A, B, C and X cannot be zero
A, B, C and X cannot be negative

It is unsolvable because, no matter what values you put in there, unless you round off it will never result in zero.

laremere · March 07, 2009, 03:35:33 PM

Rounding doesn't even work, since C has to be an integer, so the lowest you could get this to would be 1.000.....0002

DrMobius · March 07, 2009, 05:01:05 PM

Quote from: UnDiViDeD on March 07, 2009, 01:52:11 PM

Lord Pie, at 16 years old, you haven't really been taught the correct method of solving this. The problem with your thinking lies in the lack of education thus far in your life. That and the fact that the answers are not necessarily integer values.

Explain to me how my lack in education is leading me to the wrong conclusion. You only assume that I've not been taught a correct method. In fact, you don't have any idea what kind of education I've had.
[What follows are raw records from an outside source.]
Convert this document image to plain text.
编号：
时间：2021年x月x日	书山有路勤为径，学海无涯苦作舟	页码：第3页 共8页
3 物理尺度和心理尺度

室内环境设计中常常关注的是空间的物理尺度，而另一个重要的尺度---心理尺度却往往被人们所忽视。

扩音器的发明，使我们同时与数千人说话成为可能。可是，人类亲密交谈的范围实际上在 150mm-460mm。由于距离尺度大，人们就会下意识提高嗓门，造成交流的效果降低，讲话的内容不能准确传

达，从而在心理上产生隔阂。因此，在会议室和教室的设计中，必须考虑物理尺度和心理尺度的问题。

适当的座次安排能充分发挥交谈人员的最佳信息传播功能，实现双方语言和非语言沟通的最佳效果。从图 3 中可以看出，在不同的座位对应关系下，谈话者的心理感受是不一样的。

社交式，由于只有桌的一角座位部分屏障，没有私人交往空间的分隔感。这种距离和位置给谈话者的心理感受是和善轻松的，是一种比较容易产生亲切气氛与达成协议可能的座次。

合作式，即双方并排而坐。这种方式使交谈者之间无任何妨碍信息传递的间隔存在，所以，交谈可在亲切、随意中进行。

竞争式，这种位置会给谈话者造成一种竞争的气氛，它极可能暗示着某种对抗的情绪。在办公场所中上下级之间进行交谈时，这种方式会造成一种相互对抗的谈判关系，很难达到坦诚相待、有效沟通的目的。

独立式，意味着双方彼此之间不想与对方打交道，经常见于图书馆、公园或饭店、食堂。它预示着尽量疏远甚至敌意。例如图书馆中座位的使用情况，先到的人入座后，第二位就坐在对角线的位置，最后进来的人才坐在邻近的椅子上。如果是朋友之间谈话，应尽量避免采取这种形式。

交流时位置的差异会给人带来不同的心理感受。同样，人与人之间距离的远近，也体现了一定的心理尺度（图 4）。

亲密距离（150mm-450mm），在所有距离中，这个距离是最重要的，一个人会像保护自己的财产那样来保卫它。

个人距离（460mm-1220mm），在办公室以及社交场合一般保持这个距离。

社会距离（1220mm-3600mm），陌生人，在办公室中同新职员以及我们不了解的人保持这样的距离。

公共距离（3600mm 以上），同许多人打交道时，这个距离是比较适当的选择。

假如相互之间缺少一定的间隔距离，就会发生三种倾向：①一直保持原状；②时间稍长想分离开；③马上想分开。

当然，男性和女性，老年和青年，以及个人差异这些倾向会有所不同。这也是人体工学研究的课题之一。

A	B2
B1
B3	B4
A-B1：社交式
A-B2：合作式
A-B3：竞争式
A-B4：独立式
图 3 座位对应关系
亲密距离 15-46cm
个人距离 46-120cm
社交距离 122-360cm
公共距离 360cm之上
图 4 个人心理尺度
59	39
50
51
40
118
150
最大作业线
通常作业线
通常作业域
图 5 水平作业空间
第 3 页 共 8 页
Perhaps I see something that you don't but then maybe it's the other way around. I am aware that the 0s are not integer values as they are between 0 and 1. My point was that in every instance I tried using natural numbers, there were no zeros in the specified bounds. I don't believe that Ladios wants imaginaries used at all either. If you want to disprove me so bad, then show me what I have apparently missed. Show me the integer values to put in for a, b, and c that will get the answer that we're supposed to be looking for. If you're going to say I'm wrong, next time, at least bother to back your stuff up.

Quote from: Muffinmix on March 07, 2009, 03:16:47 PM

Problem

Ax²+Bx+C needs to equal zero

A, B, C and X cannot be zero
A, B, C and X cannot be negative

It is unsolvable because, no matter what values you put in there, unless you round off it will never result in zero.

Personally, I wouldn't accept a rounding off to give a correct answer.

Reactor Worker · March 07, 2009, 05:45:50 PM

Hmm...there appears to a error with the problem.

The equation Ax²+Bx+C=0 is a parabolic curve. The X's you are looking for are the x-intercepts on the graph of that curve.

If A, B and C are all positive, than the curve must not only open up, but also start above the x-axis...therefore it doesn't have any x-intercepts.

DrMobius · March 07, 2009, 07:04:24 PM

non that are positive at least. But that's what I've been loving saying this whole time.